This Just In: College Hijinks Started Feud Between Ginsberg and Diana Trillings
The Daily Beast reports that the Henry Ransom Center at the University of Texas, Austin, has discovered the origins of a long-standing feud between Allen Ginsberg and Diana Trilling. The source? A letter from Diana Trilling to Peter Orlovsky, Ginsberg's long-term partner, from the center's newly acquired Peter Orlovsky Archive.
According to The Daily Beast:
Beginning in the years just after World War II and lasting for decades afterward, there was an odd, unlikely, quietly seething literary and personal feud between Allen Ginsberg and the least Beat of all the writers of that era, Diana Trilling. They ignored each other when they could, but they were uncomfortably linked through Diana’s husband, the eminent literary critic Lionel Trilling. The two men had a mentor-student relationship that was sometimes strained but endured despite their great differences in taste and personality. Ginsberg revered Lionel Trilling, and Trilling appreciated at least some of Ginsberg's work and included one of Ginsberg’s poems in his anthology The Experience of Literature. Diana Trilling, on the other hand, could not abide Ginsberg. But why? The reason has only recently come to light with the discovery of a forgotten letter in the archive of Peter Orlovsky, Ginsberg’s lover, companion, and muse for more than 40 years.
Orlovsky hadn’t written poetry, or even read much poetry, until he met Ginsberg. But he began writing soon after and continued writing poems, letters, and journals as he wandered around the globe. Indeed, the archive, now housed in the Harry Ransom Center at the University of Texas at Austin, is filled with letters from Ginsberg and other lovers—women, not men—wondering where he is and asking why he hasn’t written.
While his relation with Ginsberg endured a lifetime, Orlovsky’s other romantic attachments were women. The archive contains letters from three women in particular who wrote him very lively, engaging letters, often full of spice, that typically end with a note to “give my love to Allen.” One calls him “Ourlovesky” and chides him for spending so much time with Playboy magazine.

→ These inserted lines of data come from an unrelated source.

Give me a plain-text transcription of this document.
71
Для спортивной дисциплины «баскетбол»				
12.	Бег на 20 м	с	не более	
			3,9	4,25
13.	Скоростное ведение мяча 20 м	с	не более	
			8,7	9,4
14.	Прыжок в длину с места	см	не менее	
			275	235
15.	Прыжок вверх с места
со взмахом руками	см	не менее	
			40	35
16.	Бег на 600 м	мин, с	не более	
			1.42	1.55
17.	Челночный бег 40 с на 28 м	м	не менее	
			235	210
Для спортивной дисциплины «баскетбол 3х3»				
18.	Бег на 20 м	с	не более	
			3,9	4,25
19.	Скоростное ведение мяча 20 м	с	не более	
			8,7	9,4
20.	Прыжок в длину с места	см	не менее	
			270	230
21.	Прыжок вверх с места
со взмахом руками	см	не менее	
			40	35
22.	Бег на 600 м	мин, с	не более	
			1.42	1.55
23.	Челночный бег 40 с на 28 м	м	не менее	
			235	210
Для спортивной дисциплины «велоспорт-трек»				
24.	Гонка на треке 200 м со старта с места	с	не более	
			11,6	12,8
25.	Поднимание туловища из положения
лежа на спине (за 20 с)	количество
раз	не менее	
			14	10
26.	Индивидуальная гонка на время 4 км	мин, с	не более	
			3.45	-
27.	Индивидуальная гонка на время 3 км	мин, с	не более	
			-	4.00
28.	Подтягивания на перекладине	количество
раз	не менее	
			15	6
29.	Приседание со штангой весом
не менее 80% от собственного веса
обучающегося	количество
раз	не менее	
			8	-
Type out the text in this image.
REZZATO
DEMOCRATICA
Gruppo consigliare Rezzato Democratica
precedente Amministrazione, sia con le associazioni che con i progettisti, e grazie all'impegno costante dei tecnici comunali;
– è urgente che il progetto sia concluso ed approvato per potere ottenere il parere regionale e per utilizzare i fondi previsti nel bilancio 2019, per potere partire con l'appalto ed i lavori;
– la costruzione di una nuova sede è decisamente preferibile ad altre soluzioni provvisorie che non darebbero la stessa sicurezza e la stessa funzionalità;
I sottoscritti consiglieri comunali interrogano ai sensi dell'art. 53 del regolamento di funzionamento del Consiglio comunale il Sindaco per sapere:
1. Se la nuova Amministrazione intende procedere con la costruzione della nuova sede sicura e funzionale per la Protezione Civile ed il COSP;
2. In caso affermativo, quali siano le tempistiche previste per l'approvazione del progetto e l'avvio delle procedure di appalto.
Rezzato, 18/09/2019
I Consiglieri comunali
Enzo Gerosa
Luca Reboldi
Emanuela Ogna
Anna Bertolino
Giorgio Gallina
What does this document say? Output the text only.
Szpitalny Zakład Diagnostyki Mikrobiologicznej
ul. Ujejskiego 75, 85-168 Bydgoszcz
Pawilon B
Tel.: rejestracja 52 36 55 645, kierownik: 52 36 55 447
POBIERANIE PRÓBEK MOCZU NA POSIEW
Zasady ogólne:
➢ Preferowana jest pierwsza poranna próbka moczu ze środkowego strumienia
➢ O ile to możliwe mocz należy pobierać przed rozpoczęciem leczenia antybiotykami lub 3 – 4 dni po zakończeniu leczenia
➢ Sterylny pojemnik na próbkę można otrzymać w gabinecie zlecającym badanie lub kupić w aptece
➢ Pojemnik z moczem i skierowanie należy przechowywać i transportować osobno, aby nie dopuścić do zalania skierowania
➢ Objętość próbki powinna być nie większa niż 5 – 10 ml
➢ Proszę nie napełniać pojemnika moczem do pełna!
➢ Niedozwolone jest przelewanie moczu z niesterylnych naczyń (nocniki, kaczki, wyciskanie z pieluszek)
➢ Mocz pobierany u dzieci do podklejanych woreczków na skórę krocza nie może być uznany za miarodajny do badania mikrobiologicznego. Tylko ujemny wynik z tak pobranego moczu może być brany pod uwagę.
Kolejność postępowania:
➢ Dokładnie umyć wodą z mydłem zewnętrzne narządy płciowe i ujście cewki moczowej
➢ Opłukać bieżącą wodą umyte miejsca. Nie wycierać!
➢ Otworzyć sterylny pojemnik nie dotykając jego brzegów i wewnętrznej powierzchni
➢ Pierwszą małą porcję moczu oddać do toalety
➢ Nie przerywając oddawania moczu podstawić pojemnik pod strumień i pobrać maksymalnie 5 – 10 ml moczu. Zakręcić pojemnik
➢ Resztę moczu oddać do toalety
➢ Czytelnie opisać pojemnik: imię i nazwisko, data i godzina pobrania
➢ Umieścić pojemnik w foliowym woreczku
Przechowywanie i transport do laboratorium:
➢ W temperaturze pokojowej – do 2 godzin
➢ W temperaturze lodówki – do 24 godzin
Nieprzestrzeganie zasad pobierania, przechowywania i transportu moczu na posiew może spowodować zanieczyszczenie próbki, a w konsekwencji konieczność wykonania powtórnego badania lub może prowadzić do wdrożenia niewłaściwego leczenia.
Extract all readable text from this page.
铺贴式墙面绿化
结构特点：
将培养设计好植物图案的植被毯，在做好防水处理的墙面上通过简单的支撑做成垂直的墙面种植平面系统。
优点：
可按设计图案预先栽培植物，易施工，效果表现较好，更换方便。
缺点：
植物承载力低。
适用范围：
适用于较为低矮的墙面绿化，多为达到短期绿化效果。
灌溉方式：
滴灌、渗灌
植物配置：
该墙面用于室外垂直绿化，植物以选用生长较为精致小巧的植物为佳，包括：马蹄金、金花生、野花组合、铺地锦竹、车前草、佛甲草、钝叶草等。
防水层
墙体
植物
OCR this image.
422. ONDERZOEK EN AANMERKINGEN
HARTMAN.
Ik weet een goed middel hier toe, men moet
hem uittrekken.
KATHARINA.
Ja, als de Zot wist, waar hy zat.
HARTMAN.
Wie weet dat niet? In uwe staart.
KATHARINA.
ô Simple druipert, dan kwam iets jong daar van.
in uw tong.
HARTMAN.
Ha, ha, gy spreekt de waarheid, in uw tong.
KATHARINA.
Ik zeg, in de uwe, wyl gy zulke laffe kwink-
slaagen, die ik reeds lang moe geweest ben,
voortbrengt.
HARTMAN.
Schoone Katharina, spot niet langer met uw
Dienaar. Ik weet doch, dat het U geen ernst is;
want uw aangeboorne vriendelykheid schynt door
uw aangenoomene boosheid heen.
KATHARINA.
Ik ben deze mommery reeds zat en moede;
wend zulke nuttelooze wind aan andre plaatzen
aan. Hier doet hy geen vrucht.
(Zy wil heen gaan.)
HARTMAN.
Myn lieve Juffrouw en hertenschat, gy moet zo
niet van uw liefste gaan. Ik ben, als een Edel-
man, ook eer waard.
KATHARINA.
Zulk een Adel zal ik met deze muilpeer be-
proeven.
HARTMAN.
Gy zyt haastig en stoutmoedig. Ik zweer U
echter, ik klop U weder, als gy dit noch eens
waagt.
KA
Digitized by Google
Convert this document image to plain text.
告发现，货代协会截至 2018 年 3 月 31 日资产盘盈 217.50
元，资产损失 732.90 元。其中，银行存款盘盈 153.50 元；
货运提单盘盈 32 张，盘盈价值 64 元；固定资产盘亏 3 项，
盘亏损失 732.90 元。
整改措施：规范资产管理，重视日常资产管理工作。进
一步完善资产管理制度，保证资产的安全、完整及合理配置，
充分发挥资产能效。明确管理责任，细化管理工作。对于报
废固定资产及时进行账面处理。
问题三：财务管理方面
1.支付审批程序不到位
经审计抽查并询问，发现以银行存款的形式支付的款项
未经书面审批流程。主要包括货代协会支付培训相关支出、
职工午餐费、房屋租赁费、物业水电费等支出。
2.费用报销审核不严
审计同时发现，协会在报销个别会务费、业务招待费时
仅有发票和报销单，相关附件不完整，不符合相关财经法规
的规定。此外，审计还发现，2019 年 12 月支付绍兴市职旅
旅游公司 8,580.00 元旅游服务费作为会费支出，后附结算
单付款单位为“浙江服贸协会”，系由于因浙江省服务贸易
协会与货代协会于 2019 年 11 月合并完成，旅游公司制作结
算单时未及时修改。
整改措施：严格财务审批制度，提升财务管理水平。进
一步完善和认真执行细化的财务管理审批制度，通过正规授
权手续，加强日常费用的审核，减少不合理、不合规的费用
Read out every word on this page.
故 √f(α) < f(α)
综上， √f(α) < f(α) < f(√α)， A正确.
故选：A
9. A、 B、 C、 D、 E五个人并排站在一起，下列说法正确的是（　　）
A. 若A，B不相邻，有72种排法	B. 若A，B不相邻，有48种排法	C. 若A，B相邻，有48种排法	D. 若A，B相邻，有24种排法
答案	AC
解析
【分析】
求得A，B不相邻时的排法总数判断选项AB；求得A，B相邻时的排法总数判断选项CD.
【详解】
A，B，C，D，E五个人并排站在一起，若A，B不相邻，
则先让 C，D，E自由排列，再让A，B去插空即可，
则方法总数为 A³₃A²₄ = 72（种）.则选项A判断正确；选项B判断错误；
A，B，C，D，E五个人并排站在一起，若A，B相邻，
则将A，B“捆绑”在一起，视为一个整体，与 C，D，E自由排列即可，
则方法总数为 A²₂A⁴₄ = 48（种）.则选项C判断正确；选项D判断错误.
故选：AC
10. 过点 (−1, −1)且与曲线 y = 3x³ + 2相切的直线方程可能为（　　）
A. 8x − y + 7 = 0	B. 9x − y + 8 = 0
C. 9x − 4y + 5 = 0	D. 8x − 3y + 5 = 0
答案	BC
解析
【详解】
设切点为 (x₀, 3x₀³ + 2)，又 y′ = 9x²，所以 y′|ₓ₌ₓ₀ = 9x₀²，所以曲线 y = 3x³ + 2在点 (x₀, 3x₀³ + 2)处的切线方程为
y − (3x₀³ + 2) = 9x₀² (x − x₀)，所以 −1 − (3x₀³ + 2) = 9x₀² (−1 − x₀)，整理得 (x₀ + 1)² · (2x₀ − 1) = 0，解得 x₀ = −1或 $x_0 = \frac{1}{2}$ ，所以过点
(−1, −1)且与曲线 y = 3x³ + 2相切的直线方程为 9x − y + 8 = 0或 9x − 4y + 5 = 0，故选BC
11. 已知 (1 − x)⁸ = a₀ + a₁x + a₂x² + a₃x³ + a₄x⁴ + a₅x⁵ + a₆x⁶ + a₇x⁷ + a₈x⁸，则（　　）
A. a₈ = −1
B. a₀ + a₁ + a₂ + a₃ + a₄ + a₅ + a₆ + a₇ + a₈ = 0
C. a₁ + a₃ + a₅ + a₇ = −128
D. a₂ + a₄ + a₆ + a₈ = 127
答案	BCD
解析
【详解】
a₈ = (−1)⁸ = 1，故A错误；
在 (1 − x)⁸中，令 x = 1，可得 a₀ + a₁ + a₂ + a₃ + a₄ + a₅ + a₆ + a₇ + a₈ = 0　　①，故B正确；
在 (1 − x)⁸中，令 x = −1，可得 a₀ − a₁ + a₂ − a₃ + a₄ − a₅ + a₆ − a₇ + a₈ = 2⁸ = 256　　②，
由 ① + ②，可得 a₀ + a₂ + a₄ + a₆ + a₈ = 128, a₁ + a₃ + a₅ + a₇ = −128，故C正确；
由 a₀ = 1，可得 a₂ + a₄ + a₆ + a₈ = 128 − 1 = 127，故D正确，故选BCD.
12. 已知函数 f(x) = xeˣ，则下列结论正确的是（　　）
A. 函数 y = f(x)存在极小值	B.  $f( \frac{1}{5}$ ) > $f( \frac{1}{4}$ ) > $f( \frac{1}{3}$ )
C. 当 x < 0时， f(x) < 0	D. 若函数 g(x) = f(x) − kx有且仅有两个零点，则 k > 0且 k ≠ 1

There are also letters from major figures associated with Beat literature—Philip Whalen, Ed Sanders, Gary Snyder, Anne Waldman, Lucien Carr, Ted Berrigan, Herbert Huncke, and many others. And then there is the letter from Diana Trilling.
It’s dated December 14, 1978. Orlovsky had evidently invited her to a party celebrating the publication of his book Clean Asshole Poems and Smiling Vegetable Songs where, as Orlovsky himself wrote on the invitations, fresh wild apple juice would be served. Perhaps only Peter Orlovsky, who was in general not a logical thinker, could have imagined Diana Trilling at a party for a book with that title or for any book written by a Beat. She hated the whole movement. In 1959 she had published an essay called “The Other Night at Columbia” in Partisan Review that described her horror and disgust at a reading given at Columbia by Ginsberg, Orlovsky, and Gregory Corso. The people in the crowd, she said, looked like they smelled bad. But at first she seems to respond to the invitation in a superior although still generous spirit. She declines with a deadpan “I’m afraid I’m not free that afternoon,” but continues with “I hope the book has a lovely life. Some day I shall drink a toast to you in fresh wild apple juice, as you suggest—it sounds like just my drink.”